Je, tu, il, nous parlons souvent d'instinct à propos de choix nutritionnels. Normal : c'est lui qui nous guide à travers l'offre qui s'étale devant nos estomacs estomaqués, justement, par tant d'abondance. Il faut vraiment avoir les dents bien plantées pour conserver son calme salivaire dans une situation pareille.

Imaginez seulement un renard au beau milieu d'un poulailler garni ? Il devient fou et plante ses dents partout, aveuglément. 

Mais nous, non ! Nous restons stoïques devant cette pléthore nutritionnelle.
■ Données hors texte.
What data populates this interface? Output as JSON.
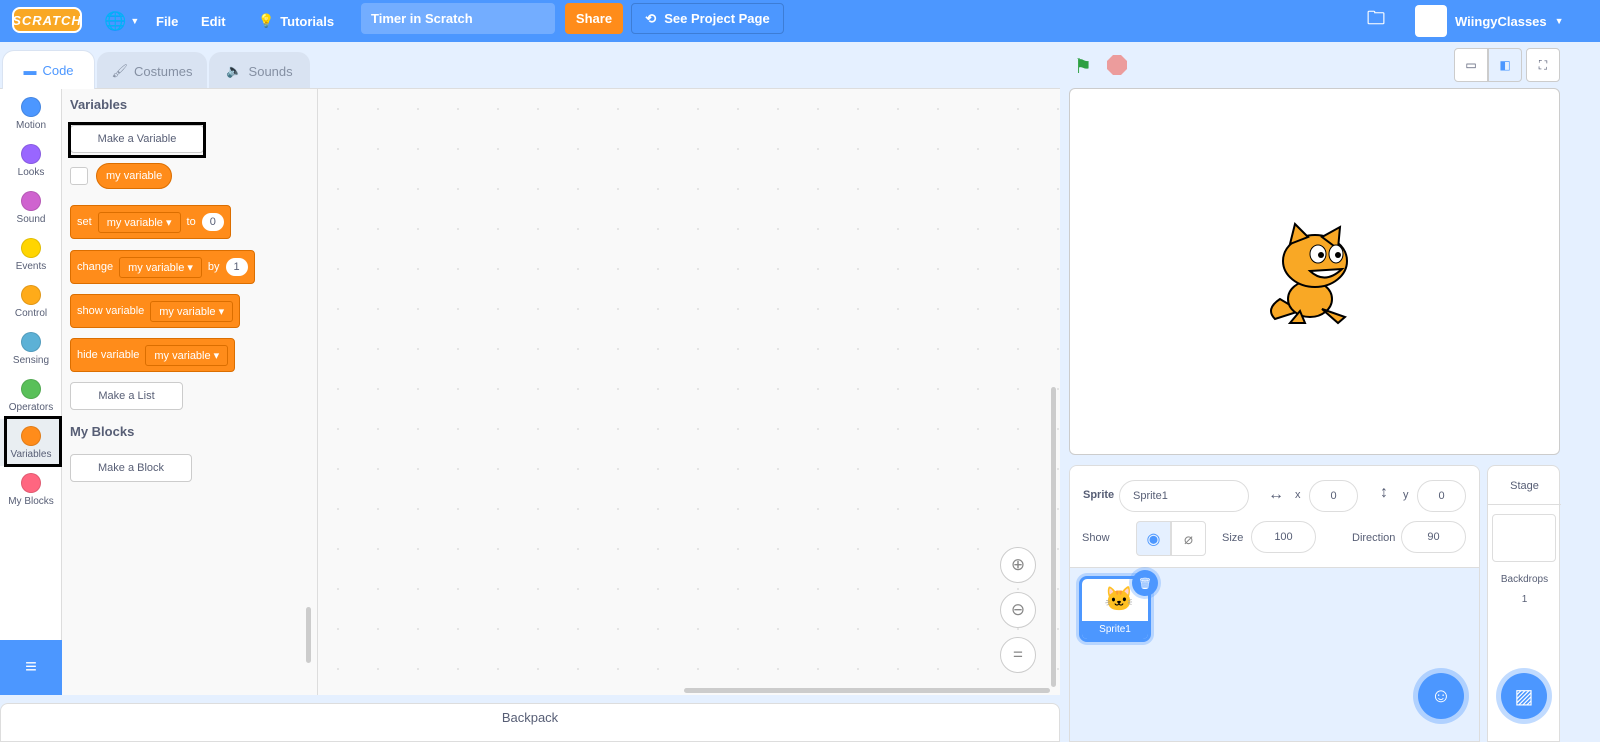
{
  "menubar": {
    "logo": "SCRATCH",
    "file": "File",
    "edit": "Edit",
    "tutorials": "Tutorials",
    "project_title": "Timer in Scratch",
    "share": "Share",
    "see_project_page": "See Project Page",
    "username": "WiingyClasses"
  },
  "tabs": {
    "code": "Code",
    "costumes": "Costumes",
    "sounds": "Sounds"
  },
  "categories": [
    {
      "label": "Motion",
      "color": "#4c97ff"
    },
    {
      "label": "Looks",
      "color": "#9966ff"
    },
    {
      "label": "Sound",
      "color": "#cf63cf"
    },
    {
      "label": "Events",
      "color": "#ffd500"
    },
    {
      "label": "Control",
      "color": "#ffab19"
    },
    {
      "label": "Sensing",
      "color": "#5cb1d6"
    },
    {
      "label": "Operators",
      "color": "#59c059"
    },
    {
      "label": "Variables",
      "color": "#ff8c1a"
    },
    {
      "label": "My Blocks",
      "color": "#ff6680"
    }
  ],
  "palette": {
    "variables_heading": "Variables",
    "make_variable": "Make a Variable",
    "reporter": "my variable",
    "set": {
      "word": "set",
      "var": "my variable",
      "to": "to",
      "value": "0"
    },
    "change": {
      "word": "change",
      "var": "my variable",
      "by": "by",
      "value": "1"
    },
    "show": {
      "word": "show variable",
      "var": "my variable"
    },
    "hide": {
      "word": "hide variable",
      "var": "my variable"
    },
    "make_list": "Make a List",
    "myblocks_heading": "My Blocks",
    "make_block": "Make a Block"
  },
  "backpack": "Backpack",
  "sprite_info": {
    "sprite_label": "Sprite",
    "sprite_name": "Sprite1",
    "x_label": "x",
    "x": "0",
    "y_label": "y",
    "y": "0",
    "show_label": "Show",
    "size_label": "Size",
    "size": "100",
    "direction_label": "Direction",
    "direction": "90"
  },
  "sprites": [
    {
      "name": "Sprite1"
    }
  ],
  "stage_pane": {
    "title": "Stage",
    "backdrops_label": "Backdrops",
    "backdrops_count": "1"
  },
  "colors": {
    "accent": "#4c97ff",
    "variables": "#ff8c1a",
    "share": "#ff8c1a"
  }
}
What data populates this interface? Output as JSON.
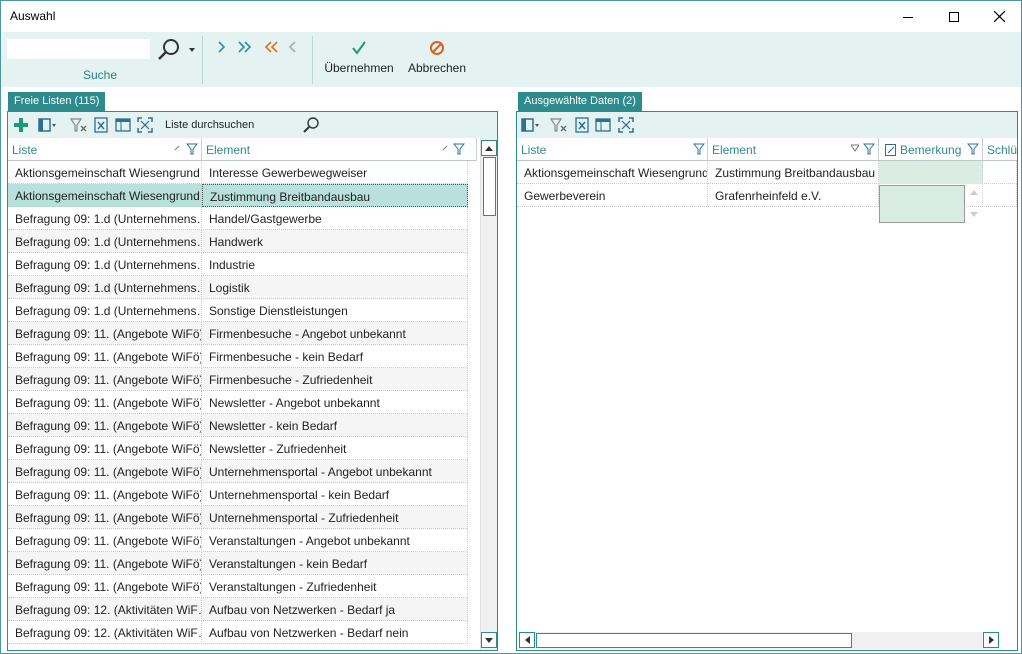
{
  "window": {
    "title": "Auswahl"
  },
  "ribbon": {
    "search_value": "",
    "search_label": "Suche",
    "ok_label": "Übernehmen",
    "cancel_label": "Abbrechen",
    "colors": {
      "accent": "#2e8b8b",
      "ribbon_bg": "#e4f3f1",
      "ok_green": "#1a9a7a",
      "cancel_orange": "#e06020"
    }
  },
  "left": {
    "tab": "Freie Listen (115)",
    "search_label": "Liste durchsuchen",
    "columns": [
      "Liste",
      "Element"
    ],
    "rows": [
      [
        "Aktionsgemeinschaft Wiesengrund",
        "Interesse Gewerbewegweiser"
      ],
      [
        "Aktionsgemeinschaft Wiesengrund",
        "Zustimmung Breitbandausbau"
      ],
      [
        "Befragung 09: 1.d (Unternehmens…",
        "Handel/Gastgewerbe"
      ],
      [
        "Befragung 09: 1.d (Unternehmens…",
        "Handwerk"
      ],
      [
        "Befragung 09: 1.d (Unternehmens…",
        "Industrie"
      ],
      [
        "Befragung 09: 1.d (Unternehmens…",
        "Logistik"
      ],
      [
        "Befragung 09: 1.d (Unternehmens…",
        "Sonstige Dienstleistungen"
      ],
      [
        "Befragung 09: 11. (Angebote WiFö)",
        "Firmenbesuche - Angebot unbekannt"
      ],
      [
        "Befragung 09: 11. (Angebote WiFö)",
        "Firmenbesuche - kein Bedarf"
      ],
      [
        "Befragung 09: 11. (Angebote WiFö)",
        "Firmenbesuche - Zufriedenheit"
      ],
      [
        "Befragung 09: 11. (Angebote WiFö)",
        "Newsletter - Angebot unbekannt"
      ],
      [
        "Befragung 09: 11. (Angebote WiFö)",
        "Newsletter - kein Bedarf"
      ],
      [
        "Befragung 09: 11. (Angebote WiFö)",
        "Newsletter - Zufriedenheit"
      ],
      [
        "Befragung 09: 11. (Angebote WiFö)",
        "Unternehmensportal - Angebot unbekannt"
      ],
      [
        "Befragung 09: 11. (Angebote WiFö)",
        "Unternehmensportal - kein Bedarf"
      ],
      [
        "Befragung 09: 11. (Angebote WiFö)",
        "Unternehmensportal - Zufriedenheit"
      ],
      [
        "Befragung 09: 11. (Angebote WiFö)",
        "Veranstaltungen - Angebot unbekannt"
      ],
      [
        "Befragung 09: 11. (Angebote WiFö)",
        "Veranstaltungen - kein Bedarf"
      ],
      [
        "Befragung 09: 11. (Angebote WiFö)",
        "Veranstaltungen - Zufriedenheit"
      ],
      [
        "Befragung 09: 12. (Aktivitäten WiF…",
        "Aufbau von Netzwerken - Bedarf ja"
      ],
      [
        "Befragung 09: 12. (Aktivitäten WiF…",
        "Aufbau von Netzwerken - Bedarf nein"
      ]
    ],
    "selected_row": 1
  },
  "right": {
    "tab": "Ausgewählte Daten (2)",
    "columns": [
      "Liste",
      "Element",
      "Bemerkung",
      "Schlüs"
    ],
    "rows": [
      [
        "Aktionsgemeinschaft Wiesengrund",
        "Zustimmung Breitbandausbau",
        "",
        ""
      ],
      [
        "Gewerbeverein",
        "Grafenrheinfeld e.V.",
        "",
        ""
      ]
    ]
  }
}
Pourquoi et surtout : comment continuer à garder son calme ?

En continuant à garder le cadre qui a été établi devant vous et pour vous par votre mère, votre père, grand mère, ou nounou.
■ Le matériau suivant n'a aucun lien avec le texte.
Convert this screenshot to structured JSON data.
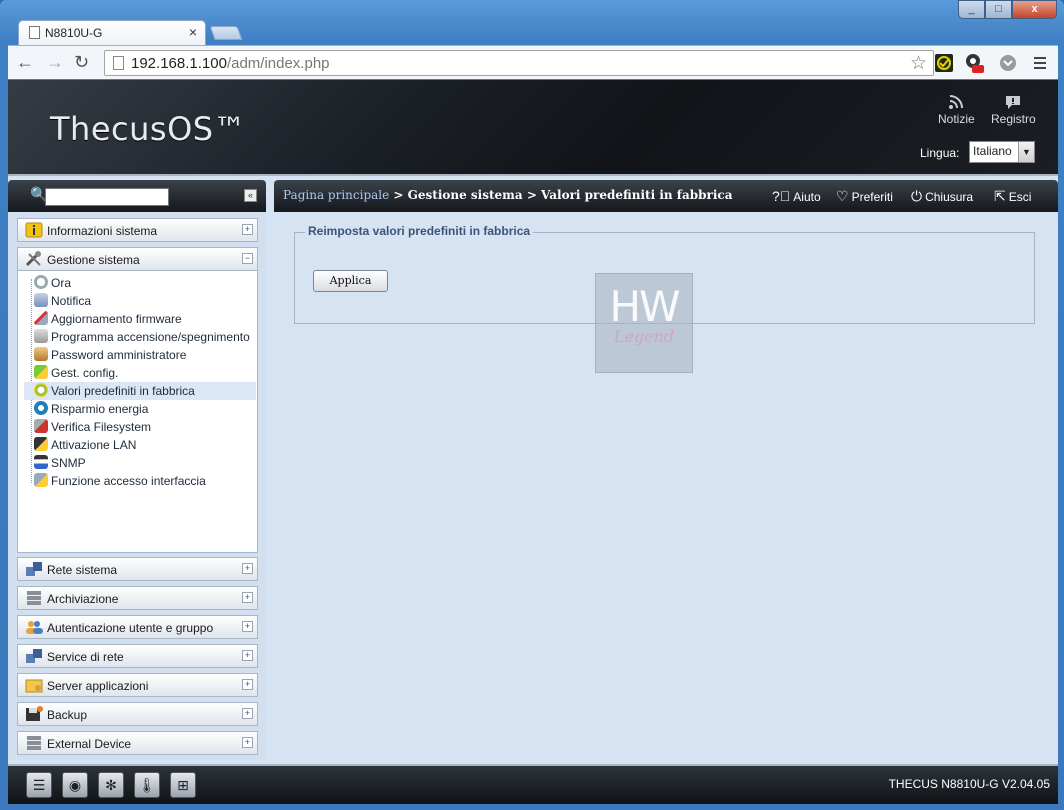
{
  "browser": {
    "tab_title": "N8810U-G",
    "tab_close": "×",
    "url_host": "192.168.1.100",
    "url_path": "/adm/index.php",
    "back": "←",
    "forward": "→",
    "reload": "↻",
    "bookmark": "☆"
  },
  "window_controls": {
    "minimize": "_",
    "maximize": "□",
    "close": "x"
  },
  "header": {
    "logo": "ThecusOS™",
    "news_label": "Notizie",
    "log_label": "Registro",
    "language_label": "Lingua:",
    "language_value": "Italiano"
  },
  "sidebar": {
    "search_placeholder": "",
    "groups": [
      {
        "label": "Informazioni sistema",
        "toggle": "+"
      },
      {
        "label": "Gestione sistema",
        "toggle": "−"
      },
      {
        "label": "Rete sistema",
        "toggle": "+"
      },
      {
        "label": "Archiviazione",
        "toggle": "+"
      },
      {
        "label": "Autenticazione utente e gruppo",
        "toggle": "+"
      },
      {
        "label": "Service di rete",
        "toggle": "+"
      },
      {
        "label": "Server applicazioni",
        "toggle": "+"
      },
      {
        "label": "Backup",
        "toggle": "+"
      },
      {
        "label": "External Device",
        "toggle": "+"
      }
    ],
    "items": [
      "Ora",
      "Notifica",
      "Aggiornamento firmware",
      "Programma accensione/spegnimento",
      "Password amministratore",
      "Gest. config.",
      "Valori predefiniti in fabbrica",
      "Risparmio energia",
      "Verifica Filesystem",
      "Attivazione LAN",
      "SNMP",
      "Funzione accesso interfaccia"
    ]
  },
  "breadcrumb": {
    "home": "Pagina principale",
    "path": " > Gestione sistema > Valori predefiniti in fabbrica"
  },
  "topbar": {
    "help": "Aiuto",
    "favorites": "Preferiti",
    "shutdown": "Chiusura",
    "logout": "Esci"
  },
  "content": {
    "legend": "Reimposta valori predefiniti in fabbrica",
    "apply_label": "Applica"
  },
  "watermark": {
    "big": "HW",
    "small": "Legend"
  },
  "footer": {
    "version": "THECUS N8810U-G V2.04.05"
  }
}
Les heures fixes des repas. La théatralisation de ceux-ci : entrée, plat, salade, fromage, dessert... les gestes et les commandements qui leur sont liés : tu ne mettras pas ta fourchette directement dans le plat ; tu ne mettras pas ta cuisse de poulet dans ton nez ; tu ne recracheras pas dans le plat... j'en passe.

Mais dans tout celà, il y a aussi des règles de modération : ferme la bouche en mangeant ; on ne parle pas la bouche pleine ... déjà les bavards ont une assurance anti-gavage.  Ne te resserts pas plus d'une fois. On ne mange pas de pain avec la pizza ou avec les pâtes... Bref. Tout ceci pour dire que le cérémonial orchestré autour des repas et de la nourriture sont votre meilleure assurance "équilibre alimentaire".

 Si on vous a appris à ne pas ajouter de beurre dans la crème fraîche, ni d'alcool dans le vin, ni de sucre dans la confiture (pardon Papa !), c'est pour une raison simple : parce que trop, c'est trop.

Alors l'instinct ?  

Aujourd'hui, vous ne savez plus digérer du lait ? Alors votre instinct vous fera fuir le bol crémeux, et même peut-être les aliments qui en prenennt l'aspect, comme le blanc-manger par exemple.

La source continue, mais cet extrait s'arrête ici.